I feel I cannot describe the plot better than Mark Asch does in his transcendent himbo cinema analysis, “Good Boys”. Asch writes of Magic Mike XXL as “a feel-good musical about bros hugging out their differences, encouraging each other to follow their dreams, and caravanning across the South performing worshipful, uplifting routines for “goddesses.”
In the utopia that is Magic Mike XXL, you do not have to take sexual risk to find these beautiful men to bump and grind on you for dollar bills. They stumble into your girls’ night, your job at the gas station, they appear in your drag bar (and are capable and willing of participating in your voguing competition! Channing Tatum may just do a death drop for your viewing pleasure!).
In the utopia that is Magic Mike XXL, being buff and beautiful is a sacred calling for certain men who are in it for the sincere love of thrusting and writhing and listening to women giddy squeal.
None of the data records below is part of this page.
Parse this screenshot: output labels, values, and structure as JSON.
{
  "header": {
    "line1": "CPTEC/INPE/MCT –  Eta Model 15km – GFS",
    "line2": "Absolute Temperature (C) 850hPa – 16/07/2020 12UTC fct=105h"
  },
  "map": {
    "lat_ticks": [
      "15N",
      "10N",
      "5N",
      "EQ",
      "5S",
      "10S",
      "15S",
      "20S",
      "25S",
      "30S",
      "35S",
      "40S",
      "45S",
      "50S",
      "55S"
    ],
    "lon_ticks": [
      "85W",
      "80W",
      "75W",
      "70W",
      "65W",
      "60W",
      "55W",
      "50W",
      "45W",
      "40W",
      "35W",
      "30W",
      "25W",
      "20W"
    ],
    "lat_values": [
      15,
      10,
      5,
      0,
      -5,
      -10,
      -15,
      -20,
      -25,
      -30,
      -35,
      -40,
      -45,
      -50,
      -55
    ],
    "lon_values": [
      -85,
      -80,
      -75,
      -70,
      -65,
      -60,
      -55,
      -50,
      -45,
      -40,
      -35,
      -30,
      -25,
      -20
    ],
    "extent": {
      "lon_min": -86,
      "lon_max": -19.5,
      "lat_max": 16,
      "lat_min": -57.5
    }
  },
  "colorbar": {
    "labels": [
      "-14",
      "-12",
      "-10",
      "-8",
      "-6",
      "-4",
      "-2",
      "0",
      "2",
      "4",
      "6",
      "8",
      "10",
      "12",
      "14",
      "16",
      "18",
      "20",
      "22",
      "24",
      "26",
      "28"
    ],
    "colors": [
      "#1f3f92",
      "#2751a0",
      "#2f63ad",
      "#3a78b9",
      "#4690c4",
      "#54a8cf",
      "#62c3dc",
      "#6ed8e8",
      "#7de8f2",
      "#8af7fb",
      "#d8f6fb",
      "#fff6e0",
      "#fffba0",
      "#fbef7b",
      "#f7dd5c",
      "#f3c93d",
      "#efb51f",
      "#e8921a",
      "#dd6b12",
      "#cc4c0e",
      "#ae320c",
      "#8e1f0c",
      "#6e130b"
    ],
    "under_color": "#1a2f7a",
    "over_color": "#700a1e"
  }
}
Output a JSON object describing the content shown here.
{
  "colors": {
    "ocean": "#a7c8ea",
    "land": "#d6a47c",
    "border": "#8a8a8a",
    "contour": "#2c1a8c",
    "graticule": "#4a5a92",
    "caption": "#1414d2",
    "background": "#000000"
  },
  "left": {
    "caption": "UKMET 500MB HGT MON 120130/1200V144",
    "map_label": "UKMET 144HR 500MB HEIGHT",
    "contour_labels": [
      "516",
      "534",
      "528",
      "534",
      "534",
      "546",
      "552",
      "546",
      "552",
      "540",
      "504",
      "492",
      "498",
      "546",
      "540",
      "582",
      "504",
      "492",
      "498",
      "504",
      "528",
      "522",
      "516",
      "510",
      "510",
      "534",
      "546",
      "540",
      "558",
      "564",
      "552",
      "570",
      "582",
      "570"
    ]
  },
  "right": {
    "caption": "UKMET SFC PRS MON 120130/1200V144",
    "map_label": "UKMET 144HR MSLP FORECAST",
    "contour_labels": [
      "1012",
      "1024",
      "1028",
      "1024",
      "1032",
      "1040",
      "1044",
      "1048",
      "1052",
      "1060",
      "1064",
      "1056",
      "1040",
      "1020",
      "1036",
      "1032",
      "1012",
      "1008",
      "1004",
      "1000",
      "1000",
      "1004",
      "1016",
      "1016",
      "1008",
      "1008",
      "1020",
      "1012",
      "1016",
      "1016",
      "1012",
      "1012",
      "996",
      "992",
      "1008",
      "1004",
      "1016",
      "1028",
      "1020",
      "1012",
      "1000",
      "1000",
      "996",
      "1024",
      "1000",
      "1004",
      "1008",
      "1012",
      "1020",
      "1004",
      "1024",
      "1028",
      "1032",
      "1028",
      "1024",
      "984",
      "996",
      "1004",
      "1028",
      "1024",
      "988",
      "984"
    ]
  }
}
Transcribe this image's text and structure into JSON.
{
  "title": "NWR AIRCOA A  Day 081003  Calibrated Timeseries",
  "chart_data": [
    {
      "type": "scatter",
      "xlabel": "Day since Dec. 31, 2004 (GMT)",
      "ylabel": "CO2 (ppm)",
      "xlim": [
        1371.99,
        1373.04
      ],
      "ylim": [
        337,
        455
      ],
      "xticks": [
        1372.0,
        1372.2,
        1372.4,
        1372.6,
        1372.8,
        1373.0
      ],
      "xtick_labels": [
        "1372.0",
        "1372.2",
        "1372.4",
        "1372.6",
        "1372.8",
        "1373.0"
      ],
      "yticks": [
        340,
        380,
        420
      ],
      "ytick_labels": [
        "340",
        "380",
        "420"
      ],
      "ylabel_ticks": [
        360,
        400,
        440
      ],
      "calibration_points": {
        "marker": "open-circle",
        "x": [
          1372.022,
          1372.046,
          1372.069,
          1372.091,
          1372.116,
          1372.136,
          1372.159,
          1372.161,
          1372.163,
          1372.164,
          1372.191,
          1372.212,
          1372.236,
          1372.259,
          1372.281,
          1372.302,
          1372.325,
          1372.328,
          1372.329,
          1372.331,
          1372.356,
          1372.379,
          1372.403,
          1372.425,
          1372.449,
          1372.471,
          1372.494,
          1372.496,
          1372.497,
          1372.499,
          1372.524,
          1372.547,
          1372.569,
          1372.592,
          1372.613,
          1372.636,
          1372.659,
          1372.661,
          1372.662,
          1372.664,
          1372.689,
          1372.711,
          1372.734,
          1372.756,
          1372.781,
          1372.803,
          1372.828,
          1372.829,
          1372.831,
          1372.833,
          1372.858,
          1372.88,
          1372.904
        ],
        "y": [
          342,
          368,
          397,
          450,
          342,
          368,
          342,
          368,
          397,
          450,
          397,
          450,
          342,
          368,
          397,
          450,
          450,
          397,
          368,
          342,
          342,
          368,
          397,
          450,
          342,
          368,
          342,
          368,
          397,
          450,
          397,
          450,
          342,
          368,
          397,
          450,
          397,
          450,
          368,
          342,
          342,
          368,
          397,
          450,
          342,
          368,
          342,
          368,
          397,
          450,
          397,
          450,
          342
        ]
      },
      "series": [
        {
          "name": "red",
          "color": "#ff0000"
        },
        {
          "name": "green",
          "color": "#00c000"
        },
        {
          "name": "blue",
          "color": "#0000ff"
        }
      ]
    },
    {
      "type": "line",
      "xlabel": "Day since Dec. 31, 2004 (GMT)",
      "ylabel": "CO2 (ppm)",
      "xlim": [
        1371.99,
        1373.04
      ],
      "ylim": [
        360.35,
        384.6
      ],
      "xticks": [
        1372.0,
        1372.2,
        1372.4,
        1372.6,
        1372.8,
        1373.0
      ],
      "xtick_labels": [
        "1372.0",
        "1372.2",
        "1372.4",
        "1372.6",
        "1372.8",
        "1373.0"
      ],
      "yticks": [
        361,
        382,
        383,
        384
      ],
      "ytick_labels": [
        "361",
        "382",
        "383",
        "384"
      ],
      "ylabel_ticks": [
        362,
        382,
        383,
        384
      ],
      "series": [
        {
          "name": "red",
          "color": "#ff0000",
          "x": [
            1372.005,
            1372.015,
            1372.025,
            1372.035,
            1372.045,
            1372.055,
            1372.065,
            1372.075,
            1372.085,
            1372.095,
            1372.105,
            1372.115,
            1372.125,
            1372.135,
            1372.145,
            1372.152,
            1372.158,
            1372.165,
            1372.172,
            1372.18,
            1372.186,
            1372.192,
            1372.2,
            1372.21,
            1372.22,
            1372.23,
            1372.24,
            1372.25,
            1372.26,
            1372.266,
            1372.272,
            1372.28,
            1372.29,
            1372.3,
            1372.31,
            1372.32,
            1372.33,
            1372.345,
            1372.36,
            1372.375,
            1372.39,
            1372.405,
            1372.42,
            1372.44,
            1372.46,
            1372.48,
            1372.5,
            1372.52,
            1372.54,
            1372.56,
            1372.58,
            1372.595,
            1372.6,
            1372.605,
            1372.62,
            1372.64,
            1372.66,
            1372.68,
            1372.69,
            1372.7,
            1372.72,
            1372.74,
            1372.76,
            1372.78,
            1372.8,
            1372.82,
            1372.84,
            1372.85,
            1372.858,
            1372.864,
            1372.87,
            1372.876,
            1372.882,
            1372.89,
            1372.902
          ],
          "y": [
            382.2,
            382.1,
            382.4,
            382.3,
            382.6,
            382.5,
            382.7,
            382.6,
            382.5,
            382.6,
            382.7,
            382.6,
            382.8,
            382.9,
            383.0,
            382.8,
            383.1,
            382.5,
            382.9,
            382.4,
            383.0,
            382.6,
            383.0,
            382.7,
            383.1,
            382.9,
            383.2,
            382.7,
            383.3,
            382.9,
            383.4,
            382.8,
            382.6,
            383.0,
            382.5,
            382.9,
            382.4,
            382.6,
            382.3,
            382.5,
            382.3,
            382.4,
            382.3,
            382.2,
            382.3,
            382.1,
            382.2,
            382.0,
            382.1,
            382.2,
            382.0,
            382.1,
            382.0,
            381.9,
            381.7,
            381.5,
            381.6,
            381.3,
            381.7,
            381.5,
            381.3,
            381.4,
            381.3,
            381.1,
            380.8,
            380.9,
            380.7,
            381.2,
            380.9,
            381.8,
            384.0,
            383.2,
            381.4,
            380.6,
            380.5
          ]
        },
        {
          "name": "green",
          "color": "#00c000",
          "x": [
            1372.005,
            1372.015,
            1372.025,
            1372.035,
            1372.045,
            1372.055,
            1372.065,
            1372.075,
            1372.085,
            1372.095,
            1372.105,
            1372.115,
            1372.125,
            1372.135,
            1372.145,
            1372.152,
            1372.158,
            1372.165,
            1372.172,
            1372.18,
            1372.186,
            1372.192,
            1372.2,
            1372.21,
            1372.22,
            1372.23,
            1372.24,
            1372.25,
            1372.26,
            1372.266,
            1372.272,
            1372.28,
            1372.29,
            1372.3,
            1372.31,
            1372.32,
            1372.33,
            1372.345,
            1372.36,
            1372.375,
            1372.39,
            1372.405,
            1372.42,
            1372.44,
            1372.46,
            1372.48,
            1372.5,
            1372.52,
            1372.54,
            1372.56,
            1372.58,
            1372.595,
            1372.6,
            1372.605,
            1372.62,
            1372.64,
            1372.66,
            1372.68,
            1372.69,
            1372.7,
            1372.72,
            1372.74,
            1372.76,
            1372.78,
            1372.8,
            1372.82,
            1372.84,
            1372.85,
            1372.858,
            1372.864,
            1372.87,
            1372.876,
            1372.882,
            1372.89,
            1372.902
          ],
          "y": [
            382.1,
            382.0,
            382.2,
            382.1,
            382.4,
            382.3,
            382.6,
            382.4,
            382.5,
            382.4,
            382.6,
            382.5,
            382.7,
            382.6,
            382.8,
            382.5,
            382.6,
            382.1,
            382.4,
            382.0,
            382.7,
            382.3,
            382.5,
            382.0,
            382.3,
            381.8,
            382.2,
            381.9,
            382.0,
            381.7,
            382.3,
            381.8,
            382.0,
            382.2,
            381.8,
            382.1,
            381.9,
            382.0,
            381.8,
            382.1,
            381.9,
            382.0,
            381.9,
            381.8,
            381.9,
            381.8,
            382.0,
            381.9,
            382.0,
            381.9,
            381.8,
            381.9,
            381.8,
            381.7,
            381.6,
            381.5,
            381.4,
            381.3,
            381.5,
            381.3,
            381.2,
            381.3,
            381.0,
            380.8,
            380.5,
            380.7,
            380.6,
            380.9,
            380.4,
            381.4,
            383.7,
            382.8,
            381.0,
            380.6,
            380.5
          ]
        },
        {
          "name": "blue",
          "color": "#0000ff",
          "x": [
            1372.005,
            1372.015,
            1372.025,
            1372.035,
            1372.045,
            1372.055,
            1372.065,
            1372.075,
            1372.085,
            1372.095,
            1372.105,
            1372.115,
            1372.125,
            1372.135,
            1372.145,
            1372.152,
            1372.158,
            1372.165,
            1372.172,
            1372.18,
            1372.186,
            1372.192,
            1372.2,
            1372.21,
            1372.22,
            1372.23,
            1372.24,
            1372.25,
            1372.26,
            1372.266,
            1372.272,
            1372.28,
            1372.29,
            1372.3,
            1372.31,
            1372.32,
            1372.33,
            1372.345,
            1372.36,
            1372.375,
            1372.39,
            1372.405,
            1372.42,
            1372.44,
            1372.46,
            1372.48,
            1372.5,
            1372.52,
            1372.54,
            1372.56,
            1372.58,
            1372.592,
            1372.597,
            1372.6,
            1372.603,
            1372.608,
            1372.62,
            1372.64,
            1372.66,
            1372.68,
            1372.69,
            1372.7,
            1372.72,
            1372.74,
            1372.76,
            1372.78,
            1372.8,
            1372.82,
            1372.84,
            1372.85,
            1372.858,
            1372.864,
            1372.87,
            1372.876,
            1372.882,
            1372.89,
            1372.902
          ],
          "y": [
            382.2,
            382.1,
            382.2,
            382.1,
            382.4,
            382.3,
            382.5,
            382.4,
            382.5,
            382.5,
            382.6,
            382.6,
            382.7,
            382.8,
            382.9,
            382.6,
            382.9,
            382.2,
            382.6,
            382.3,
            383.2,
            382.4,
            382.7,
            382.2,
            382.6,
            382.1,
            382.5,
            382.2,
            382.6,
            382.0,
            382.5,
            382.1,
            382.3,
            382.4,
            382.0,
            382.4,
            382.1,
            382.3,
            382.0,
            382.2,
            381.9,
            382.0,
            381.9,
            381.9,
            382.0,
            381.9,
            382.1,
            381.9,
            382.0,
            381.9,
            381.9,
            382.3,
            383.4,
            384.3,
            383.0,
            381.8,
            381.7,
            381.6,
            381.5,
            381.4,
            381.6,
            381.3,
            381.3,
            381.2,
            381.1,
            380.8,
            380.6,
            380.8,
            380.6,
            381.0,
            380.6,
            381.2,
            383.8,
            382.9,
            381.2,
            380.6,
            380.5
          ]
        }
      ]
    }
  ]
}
Channing Tatum is moved to humping his woodworking table (because in this utopia, each of these men have a secret, bleeding-heart passion beneath all of their thrusting and grinding — carpentry, painting, reiki, artisanal frozen yogurt) when the sweet sounds of “Pony” prove too potent of a sense memory for him.
In the utopia that is Magic Mike XXL, these men and their beautiful bodies are not taken for granted. These men are obvious Adonises, ogled by drag queens and middle-aged women, by pretty blondes and shy store clerks, and they are happy to soak up this ogling. More importantly, these obscenely cut bodies are not utilized for military propaganda-adjacent superhero goop, but instead for the very real and important work of pleasing women.
RS Benedict accurately eviscerated the superhuman, uber-muscular body that is ridiculously becoming the “norm” on our theater screens in her seminal, constantly-cited work “Everyone is Beautiful and No One is Horny”. Perhaps the bodies of Magic Mike XXL is not above her critiques. It is the same kind of body as Thor’s or Captain America’s, after all. But here, at least, everyone is beautiful and everyone is horny, and the obscenely muscular body is utilized for the much more valiant purposes of being petted by hot, drunk mom Andie McDowell.
I do not think we have to constantly eat our solemn, serious vegetable equivalents at the movies. I just don’t think I want the only escapism to be superhero goop. What I realize I want, as I watch “Big Dick” Richie unzip in the gas station, is a fucking entertainer.